Par ailleurs, l’agrandissement rend la transmission plus difficile : environ deux tiers des terres libérées sont utilisées pour agrandir des exploitations existantes, explique l’association. D’ici 2025, si on suit les tendances, il ne resterait que 340 000 exploitations, contre 390 000 en 2020. Sur 20 000 départs, seules 15 000 exploitations sont reprises, indique Terres de Liens, qui explique en partie le phénomène par la perte de vitesse du modèle de transmission familial. « Aujourd’hui, 60 % des personnes qui se rendent au point installation ne sont pas issues du milieu agricole, donc elles vont devoir chercher des terres pour s’installer, or l’accès à la terre est l’un des principaux freins à l’installation », indique l’association.
Il en résulte un décalage important entre une tendance de fond qui pousse les fermes à s’agrandir, se spécialiser, se mécaniser, alors que les aspirants à l’installation sont « de plus en plus sensibles aux attentes sociétales, et portent des projets plutôt ancrés sur territoire, avec de la commercialisation en circuit court notamment », ajoute Terres de Liens. Ainsi, les fermes à reprendre correspondent de moins en moins aux projets des futurs installés.

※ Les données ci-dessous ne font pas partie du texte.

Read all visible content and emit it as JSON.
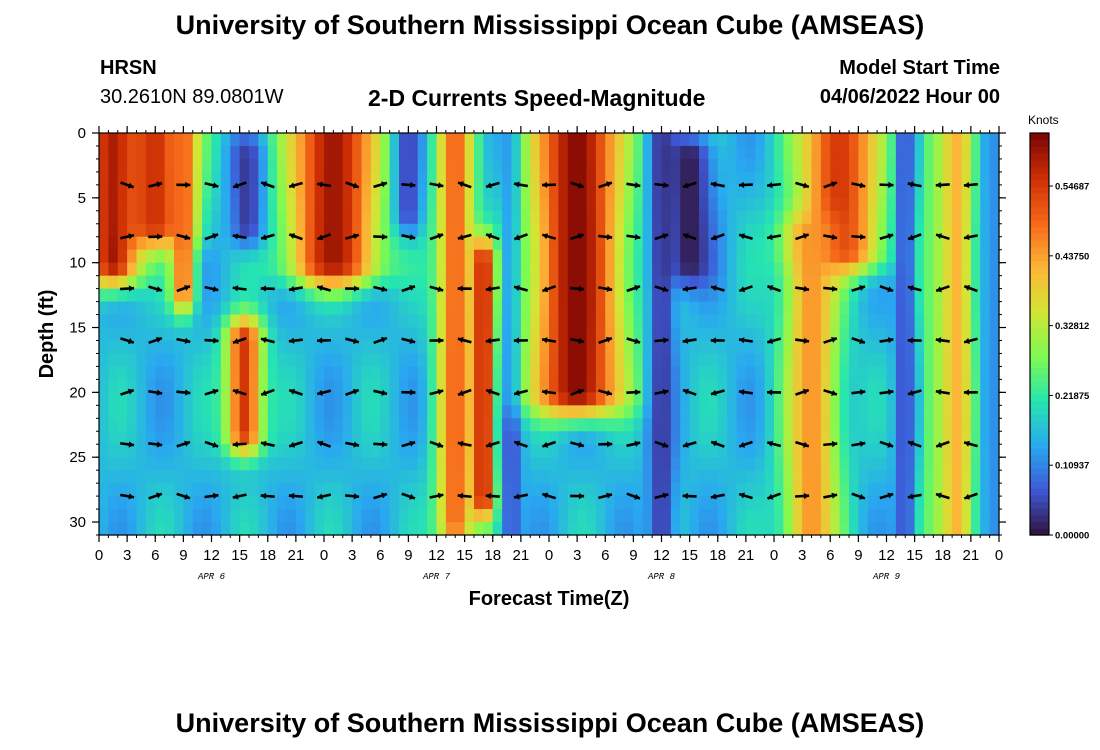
{
  "page": {
    "title": "University of Southern Mississippi Ocean Cube (AMSEAS)",
    "station": "HRSN",
    "coords": "30.2610N  89.0801W",
    "subtitle": "2-D Currents Speed-Magnitude",
    "model_label": "Model Start Time",
    "model_time": "04/06/2022 Hour 00",
    "footer_title": "University of Southern Mississippi Ocean Cube (AMSEAS)"
  },
  "colors": {
    "scale": [
      "#30123b",
      "#3e58d6",
      "#29a8f0",
      "#26e5b0",
      "#7efa51",
      "#d2e535",
      "#fcb536",
      "#f56819",
      "#cd2f04",
      "#7a0403"
    ],
    "arrow": "#000000"
  },
  "chart_data": {
    "type": "heatmap",
    "xlabel": "Forecast Time(Z)",
    "ylabel": "Depth (ft)",
    "x_range": [
      0,
      96
    ],
    "y_range": [
      0,
      31
    ],
    "x_ticks": [
      0,
      3,
      6,
      9,
      12,
      15,
      18,
      21,
      24,
      27,
      30,
      33,
      36,
      39,
      42,
      45,
      48,
      51,
      54,
      57,
      60,
      63,
      66,
      69,
      72,
      75,
      78,
      81,
      84,
      87,
      90,
      93,
      96
    ],
    "x_tick_labels": [
      "0",
      "3",
      "6",
      "9",
      "12",
      "15",
      "18",
      "21",
      "0",
      "3",
      "6",
      "9",
      "12",
      "15",
      "18",
      "21",
      "0",
      "3",
      "6",
      "9",
      "12",
      "15",
      "18",
      "21",
      "0",
      "3",
      "6",
      "9",
      "12",
      "15",
      "18",
      "21",
      "0"
    ],
    "y_ticks": [
      0,
      5,
      10,
      15,
      20,
      25,
      30
    ],
    "y_tick_labels": [
      "0",
      "5",
      "10",
      "15",
      "20",
      "25",
      "30"
    ],
    "date_labels": [
      {
        "hour": 12,
        "text": "APR 6"
      },
      {
        "hour": 36,
        "text": "APR 7"
      },
      {
        "hour": 60,
        "text": "APR 8"
      },
      {
        "hour": 84,
        "text": "APR 9"
      }
    ],
    "colorbar": {
      "label": "Knots",
      "range": [
        0,
        0.63
      ],
      "ticks": [
        0.0,
        0.10937,
        0.21875,
        0.32812,
        0.4375,
        0.54687
      ],
      "tick_labels": [
        "0.00000",
        "0.10937",
        "0.21875",
        "0.32812",
        "0.43750",
        "0.54687"
      ]
    },
    "vector_depths": [
      4,
      8,
      12,
      16,
      20,
      24,
      28
    ],
    "vector_hours": [
      0,
      3,
      6,
      9,
      12,
      15,
      18,
      21,
      24,
      27,
      30,
      33,
      36,
      39,
      42,
      45,
      48,
      51,
      54,
      57,
      60,
      63,
      66,
      69,
      72,
      75,
      78,
      81,
      84,
      87,
      90,
      93
    ],
    "vector_speed_features": [
      {
        "t": 1.5,
        "d0": 0,
        "d1": 10,
        "v": 0.6,
        "w": 3
      },
      {
        "t": 6,
        "d0": 0,
        "d1": 7,
        "v": 0.56,
        "w": 4
      },
      {
        "t": 9,
        "d0": 0,
        "d1": 12,
        "v": 0.5,
        "w": 1.3
      },
      {
        "t": 16,
        "d0": 2,
        "d1": 7,
        "v": 0.02,
        "w": 2
      },
      {
        "t": 15.5,
        "d0": 16,
        "d1": 23,
        "v": 0.55,
        "w": 2
      },
      {
        "t": 25,
        "d0": 0,
        "d1": 10,
        "v": 0.6,
        "w": 5
      },
      {
        "t": 33,
        "d0": 0,
        "d1": 6,
        "v": 0.05,
        "w": 1.5
      },
      {
        "t": 38,
        "d0": 0,
        "d1": 30,
        "v": 0.5,
        "w": 2
      },
      {
        "t": 41,
        "d0": 10,
        "d1": 28,
        "v": 0.6,
        "w": 1.2
      },
      {
        "t": 44,
        "d0": 0,
        "d1": 31,
        "v": 0.06,
        "w": 1
      },
      {
        "t": 51,
        "d0": 0,
        "d1": 20,
        "v": 0.62,
        "w": 5
      },
      {
        "t": 60,
        "d0": 0,
        "d1": 31,
        "v": 0.04,
        "w": 1.4
      },
      {
        "t": 63,
        "d0": 2,
        "d1": 10,
        "v": 0.01,
        "w": 2.5
      },
      {
        "t": 79,
        "d0": 0,
        "d1": 9,
        "v": 0.55,
        "w": 4.5
      },
      {
        "t": 76,
        "d0": 8,
        "d1": 31,
        "v": 0.45,
        "w": 3
      },
      {
        "t": 86,
        "d0": 0,
        "d1": 31,
        "v": 0.05,
        "w": 1
      },
      {
        "t": 89,
        "d0": 0,
        "d1": 31,
        "v": 0.25,
        "w": 1.5
      },
      {
        "t": 91.5,
        "d0": 0,
        "d1": 31,
        "v": 0.42,
        "w": 2
      },
      {
        "t": 95.5,
        "d0": 0,
        "d1": 31,
        "v": 0.12,
        "w": 1.5
      }
    ]
  }
}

Une loi qui ne protège pas suffisamment les terres
Mal partagées, les terres agricoles sont aussi mal protégées, conclut l’association qui formule un certain nombre de recommandations afin de réserver le foncier à un usage agricole et à un maximum d’agriculteurs. Terres de Liens appelle donc le futur président à, enfin, adopter une grande loi foncière comprenant plusieurs dispositions comme annuler les plus-values foncières réalisées par les propriétaires fonciers lors du changement d’usage, rendre l’artificialisation plus chère que la rénovation urbaine par une taxe d’urbanisation élevée, renforcer la régulation de la valeur vénale des terres, créer et renforcer les structures de portage foncier solidaire, encadrer la rédaction des schémas directeurs régionaux des exploitations agricoles pour qu’ils respectent mieux des objectifs d’intérêt général, mettre en place une nouvelle instance de régulation des droits d’usage des terres, ou encore des aides à l’installation qui favorisent les pratiques agroécologiques.
« Recul des ventes de terre au profit de la location, financiarisation des transactions foncières, arrivée d’investisseurs non agricoles, contournement des contrôles, et émergence d’une nouvelle génération d’agriculteurs non issus du milieu agricole, les leviers sur lesquels agir sont aujourd’hui connus », conclut Terres de Liens.